Il en est de même de la réponse de M.[W] à un courriel de M.[N] [M] dans lequel ce dernier se plaignait d'un retard de paiement qui s'est avéré erroné voire de son fait, ce que l'appelant n'a pas contesté (pièce 24) outre le fait que les termes employés par M.[W] sont corrects, circonscrits et en réponse à la réclamation de M.[N] [M].
- les pressions exercées à son encontre pour résilier les contrats de prestations conclus entre la société Médiaveil et les sociétés Maxicontact et Média contact dont M.[N] [M] était le gérant: il reproche aux nouveaux dirigeants d'avoir voulu, lors du rachat du groupe Médiafrance/Médiaveil par Sécuritas, mettre un terme aux contrats de sous-traitance et d'avoir fait pression sur lui par un chantage à l'emploi. Or, il ne résulte d'aucune pièce visée par M.[N] [M] que ce dernier ait subi des pressions et des menaces de licenciement, les échanges invoqués étant de nature purement commerciale et concernant l'exécution des dispositions contractuelles.
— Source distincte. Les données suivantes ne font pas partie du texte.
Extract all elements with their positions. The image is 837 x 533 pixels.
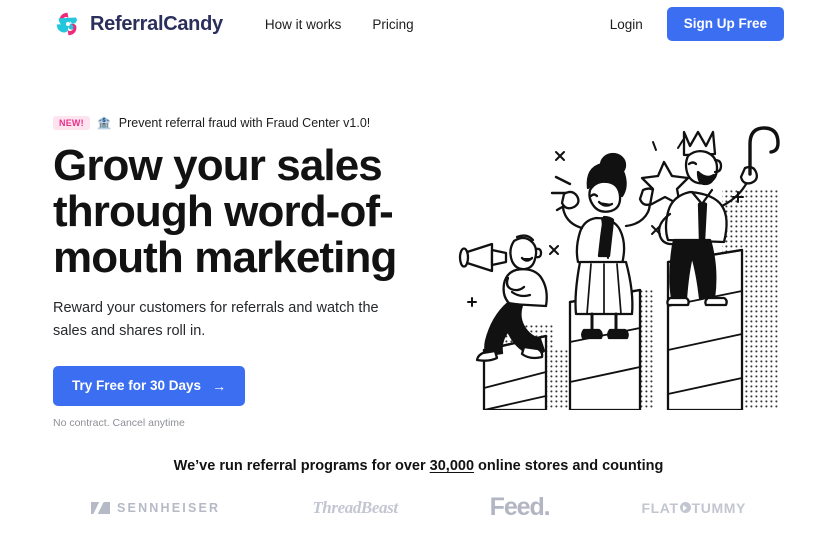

La décision d'une société de mettre un terme à des relations commerciales ne relèvent pas du droit du travail, ce d'autant que la société Médiaveil n'était pas l'employeur de M.[N] [M].
- les retenues salariales : M.[N] [M] soutient que son employeur d'une part, a refusé d'appliquer la convention collective nationale des ingénieurs et cadres de la métallurgie du 13 mars 1972 et donc de lui verser l'intégralité de son salaire durant ses arrêts de maladie du 5 au 12 janvier 2016 et du 7 mars au 5 août 2016, d'autre part, l'a considéré en absence injustifiée alors qu'il était en congés annuels du 5 au 26 août 2016 et donc a procédé à une retenue sur salaire. Cet élément est établi.
- la non prise en charge des frais professionnels de téléphonie au titre des années 2015 et 2016: M.[N] [M] soutient que son employeur refuse de lui rembourser ses frais professionnels au motif qu'il ne produit pas le listing détaillé des appels. Cet élément est établi.
- le non paiement des commissions de janvier à juillet 2015: M.[N] [M] invoque le courrier du 29 juin 2022 adressé par la société Médiafrance selon lequel 'il vous sera attribuée une rémunération variable de 20 euros nets par contrat installé au delà de l'objectif mensuel fixé en 2010 de cent vingt nouveaux contrats'. Cet élément est établi.
- la remise tardive des documents de fin de contrat et l'absence de mise en oeuvre du maintien de portabilité: M.[N] [M] soutient que les agissements de harcèlement moral ont perduré après la notification de son licenciement. Outre le fait que les documents lui ont été transmis le 17 novembre 2016, soit un mois après la notification de son licenciement, ces faits postérieurs au licenciement ne peuvent démontrer des faits de harcèlement ayant pour effet de dégrader les conditions de travail du salarié.
- la dégradation de son état de santé: M.[N] [M] produit le certificat médical du docteur [F] [R], médecin psychiatre en date du 14 juin 2019 dans lequel le praticien retranscrit les dires de M.[N] [M] qui selon lui correspondent à une 'dégradation nette et progressive de son état de santé dans un contexte de 'harcèlement professionnel pré-licenciement'. Il ajoute qu'il 'existe un tableau clinique sévère qui correspond à un état de stress post traumatique' et qu'il pense que la maladie professionnelle de burn out doit être reconnue.